For many job seekers, Internet job search is all about using online job boards. They spend the majority of their hours scouring sites like Monster and CareerBuilder, looking for openings and signing up to be automatically notified when new jobs are posted that match their specifications. Those with a little more savvy may seed their resumes with the keywords most likely to get them noticed in the sea of applicants who are doing the same thing. But is this really the most effective way to job search? Probably not.
- Companies are making less use of online job boards to advertise their openings. Job boards cost money and in recessionary times, companies are looking to cut costs where they can. According to a recent employer survey, 36% of businesses plan to spend less in 2011 on job boards and 38% will be making less use of recruiters. Many are beefing up their own sites and using those to advertise for openings. And with 6 people for every available job, companies often don't even have to advertise openings. They're already hip deep in applicants, many of them over-qualified and willing to work dirt cheap.
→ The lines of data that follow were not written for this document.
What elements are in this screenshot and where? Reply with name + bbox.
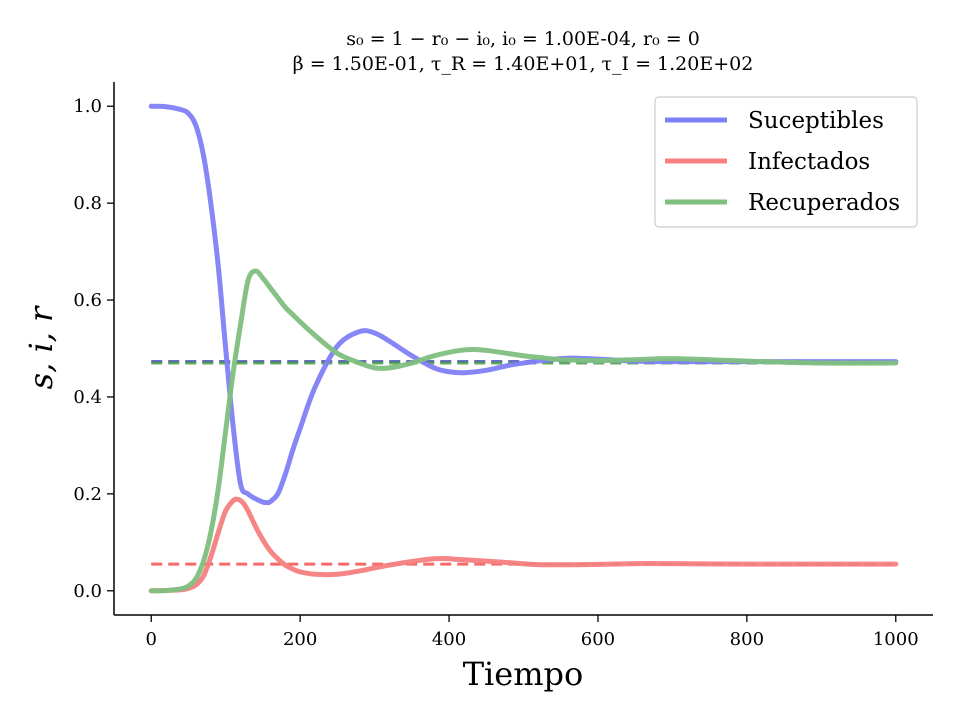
x-tick-label: 0 <box>146 629 157 650</box>
series-lines <box>148 103 899 594</box>
legend-label-recuperados: Recuperados <box>748 190 900 216</box>
y-tick-label: 0.2 <box>73 484 102 505</box>
equilibrium-lines <box>151 360 896 566</box>
series-line-recuperados <box>148 268 899 594</box>
legend-label-suceptibles: Suceptibles <box>748 108 884 134</box>
y-tick-label: 0.4 <box>73 387 102 408</box>
x-tick-label: 200 <box>283 629 317 650</box>
x-tick-label: 800 <box>730 629 764 650</box>
series-line-infectados <box>148 496 899 594</box>
y-ticks: 0.0 0.2 0.4 0.6 0.8 1.0 <box>73 96 114 602</box>
y-tick-label: 0.6 <box>73 290 102 311</box>
legend-items: Suceptibles Infectados Recuperados <box>665 108 900 216</box>
y-tick-label: 0.8 <box>73 193 102 214</box>
x-tick-label: 400 <box>432 629 466 650</box>
legend-box <box>654 96 918 228</box>
legend: Suceptibles Infectados Recuperados <box>654 96 918 228</box>
y-tick-label: 0.0 <box>73 581 102 602</box>
legend-label-infectados: Infectados <box>748 149 870 175</box>
x-tick-label: 600 <box>581 629 615 650</box>
chart-subtitle: β = 1.50E-01, τ_R = 1.40E+01, τ_I = 1.20… <box>293 53 754 75</box>
x-axis-label: Tiempo <box>463 655 584 693</box>
y-tick-label: 1.0 <box>73 96 102 117</box>
chart-title: s₀ = 1 − r₀ − i₀, i₀ = 1.00E-04, r₀ = 0 <box>346 28 700 50</box>
y-axis-label: s, i, r <box>22 305 60 389</box>
chart-titles: s₀ = 1 − r₀ − i₀, i₀ = 1.00E-04, r₀ = 0 … <box>293 28 754 75</box>
axes <box>113 82 933 616</box>
x-ticks: 0 200 400 600 800 1000 <box>146 615 919 650</box>
x-tick-label: 1000 <box>873 629 919 650</box>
- While companies may advertise openings on a job board, they are more likely to actually interview and hire applicants who come to them from trusted sources, such as colleagues. According to Career XRoads, only 13.2% of external hires were made through job boards. Networking, whether off-line or through social media tools like LinkedIn, is still the number one way to get hired. This is even more true now, when businesses are inundated with applicants and looking for any way to screen out less qualified people.
- Many of the jobs on job boards are outdated and have already been filled. HR managers don't take the time to remove postings once jobs are filled, as they're ready to move on to the next item on their "to do" lists.
- It's difficult--if not impossible--for job seekers stand out from the crowd. When job seekers respond to postings on large job boards, their applications are going into a huge database. Even if they are skilled at turning their resumes into keyword-loaded masterpieces, it will still be difficult to rise above the hundreds, or even thousands of other applicants. This is especially true for less skilled and less specialized jobs.
This is not to say that online job boards can't be useful. Job seekers can use these boards to identify companies that interest them so they can do further research to determine if this is a place they'd like to work. They can also see what kinds of qualifications and experiences companies seek in their applicants. Armed with this information, they can do more targeted networking--perhaps through LinkedIn or through personal contact.
Time is limited and job seekers need to make the best use of it. While job boards can work for some people, most job seekers would be far better served by researching and targeting companies and hiring managers and networking their way into jobs.